History and exam

Key diagnostic factors

common

nonspecific prodrome

Median time of symptom onset to diagnosis is 1 week.[44]

severe neurologic symptoms (coma, focal abnormalities, seizures)

Approximate prevalence 45%.[18]

uncommon

mild neurologic symptoms (headache, confusion)

Approximate prevalence 14%.[18]

fever

Approximate prevalence 20%.[44]

Other diagnostic factors

common

age 30 to 50 years

Most patients with TTP subsequent to severe von Willebrand factor cleaving enzyme (ADAMTS-13) deficiency are between the ages of 20 and 59 years.[17] Another source reports an average age of 39 years (range, 19 to 71 years).[18]

digestive symptoms (nausea, vomiting, diarrhea, abdominal pain)

These symptoms can be secondary to microthrombi in the bowel.

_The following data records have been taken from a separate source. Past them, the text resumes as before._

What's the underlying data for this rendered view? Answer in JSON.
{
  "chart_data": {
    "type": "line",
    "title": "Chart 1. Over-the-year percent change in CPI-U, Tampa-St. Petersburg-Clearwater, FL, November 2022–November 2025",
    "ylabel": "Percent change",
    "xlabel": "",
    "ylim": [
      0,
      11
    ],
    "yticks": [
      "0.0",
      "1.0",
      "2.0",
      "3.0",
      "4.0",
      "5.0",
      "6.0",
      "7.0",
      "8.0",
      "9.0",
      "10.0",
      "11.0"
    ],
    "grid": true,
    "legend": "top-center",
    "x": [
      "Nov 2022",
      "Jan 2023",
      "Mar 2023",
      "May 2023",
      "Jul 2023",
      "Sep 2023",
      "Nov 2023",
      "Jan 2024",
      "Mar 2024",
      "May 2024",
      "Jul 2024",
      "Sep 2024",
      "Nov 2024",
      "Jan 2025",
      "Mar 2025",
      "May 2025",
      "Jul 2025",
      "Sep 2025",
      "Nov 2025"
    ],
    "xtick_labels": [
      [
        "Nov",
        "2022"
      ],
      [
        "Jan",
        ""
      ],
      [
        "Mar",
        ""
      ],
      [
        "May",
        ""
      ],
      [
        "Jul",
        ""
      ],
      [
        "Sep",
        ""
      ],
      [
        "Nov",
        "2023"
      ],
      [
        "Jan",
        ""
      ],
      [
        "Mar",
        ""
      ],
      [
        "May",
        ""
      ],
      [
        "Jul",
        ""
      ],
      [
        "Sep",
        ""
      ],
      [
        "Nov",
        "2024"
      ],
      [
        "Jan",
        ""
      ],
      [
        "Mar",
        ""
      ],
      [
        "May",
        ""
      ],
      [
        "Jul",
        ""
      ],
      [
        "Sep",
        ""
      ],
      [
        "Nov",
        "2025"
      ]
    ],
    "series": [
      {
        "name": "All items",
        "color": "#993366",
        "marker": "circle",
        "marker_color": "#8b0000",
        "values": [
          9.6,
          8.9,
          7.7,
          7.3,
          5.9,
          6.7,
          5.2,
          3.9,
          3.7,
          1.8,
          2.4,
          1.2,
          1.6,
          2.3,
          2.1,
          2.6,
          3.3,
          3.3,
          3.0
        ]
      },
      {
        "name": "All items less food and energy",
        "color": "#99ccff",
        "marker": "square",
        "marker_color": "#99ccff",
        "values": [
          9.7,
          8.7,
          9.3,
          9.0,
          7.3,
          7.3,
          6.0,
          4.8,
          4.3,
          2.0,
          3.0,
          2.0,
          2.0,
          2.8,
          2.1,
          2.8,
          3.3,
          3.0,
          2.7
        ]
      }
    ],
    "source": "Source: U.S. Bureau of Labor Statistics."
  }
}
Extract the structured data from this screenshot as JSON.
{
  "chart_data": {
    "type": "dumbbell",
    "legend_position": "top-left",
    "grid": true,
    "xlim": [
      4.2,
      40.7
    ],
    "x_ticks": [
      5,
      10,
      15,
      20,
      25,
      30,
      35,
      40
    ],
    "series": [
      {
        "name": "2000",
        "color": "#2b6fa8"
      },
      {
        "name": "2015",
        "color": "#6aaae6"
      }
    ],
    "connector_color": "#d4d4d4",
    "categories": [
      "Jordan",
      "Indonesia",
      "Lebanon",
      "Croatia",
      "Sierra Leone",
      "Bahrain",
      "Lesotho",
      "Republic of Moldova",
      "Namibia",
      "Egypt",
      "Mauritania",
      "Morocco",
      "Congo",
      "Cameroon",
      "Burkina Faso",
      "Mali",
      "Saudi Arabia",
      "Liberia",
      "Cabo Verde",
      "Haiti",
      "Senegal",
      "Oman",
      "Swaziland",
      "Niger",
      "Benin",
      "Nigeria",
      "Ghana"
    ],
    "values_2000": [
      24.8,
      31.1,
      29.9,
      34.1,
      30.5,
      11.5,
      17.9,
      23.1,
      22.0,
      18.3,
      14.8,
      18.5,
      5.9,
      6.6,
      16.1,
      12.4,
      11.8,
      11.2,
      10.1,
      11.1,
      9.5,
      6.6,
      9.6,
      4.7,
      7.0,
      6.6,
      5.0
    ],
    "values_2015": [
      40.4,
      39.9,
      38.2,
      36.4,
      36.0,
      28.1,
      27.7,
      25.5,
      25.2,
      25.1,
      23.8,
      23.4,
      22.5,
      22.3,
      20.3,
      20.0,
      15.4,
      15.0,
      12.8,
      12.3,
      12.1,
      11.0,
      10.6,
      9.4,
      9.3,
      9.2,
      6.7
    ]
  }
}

If hemolytic uremic syndrome is included in analysis, diarrhea can be related to Escherichia coli infection. Approximate prevalence 54%.[18]

uncommon

weakness

Approximate prevalence 20%.[44]

bleeding symptoms (purpura, ecchymosis, menorrhagia)

Approximate prevalence 20%.[44]

Risk factors

strong

black ethnicity

The relative incidence among black people is ninefold that of nonblack people.[17] Forty-four percent of patients with TTP are black.[17][29]

female gender

Between 65% and 75% of patients with TTP are women.[17]

obesity

Evaluation of 105 patients with classic TTP demonstrated that marked obesity was a risk factor for TTP, associated with an odds ratio of 7.6.[30] Of patients, 55% have a BMI >30 kg/m².[29]

pregnancy (near term or postpartum period)

TTP is diagnosed during pregnancy or postpartum in 12% to 25% of cases, with 75% of these episodes occurring around the time of delivery.[31]

cancer therapies

TTP develops in <1% of patients receiving mitomycin.[32] Associations have also been seen with cyclosporine, gemcitabine, and tacrolimus.[33][34]

There have been reports of thrombotic microangiopathy associated with the use of targeted cancer agents (e.g., immunotoxins, monoclonal antibodies, tyrosine kinase inhibitors).[28]

weak

HIV infection

A small study demonstrated an odds ratio of 30 to 35.[35]

bone marrow transplantation

This subtype responds poorly to conventional treatment.[36]

antiplatelet agents

Clopidogrel has been implicated as a cause in 1 per 1600 to 5000 patients treated.[37] Ticlopidine and clopidogrel are the two most common drugs associated with TTP in FDA safety databases. Laboratory studies indicate that most cases of thienopyridine-associated TTP involve an antibody to von Willebrand factor cleaving enzyme (ADAMTS-13) metalloprotease, present with severe thrombocytopenia, and respond to therapeutic plasma exchange (TPE); a minority of thienopyridine-associated TTP presents with severe renal insufficiency, involves direct endothelial cell damage, and is less responsive to TPE.[38]

quinine

In a case study of 123 patients, 11% of cases were associated with quinine use.[39]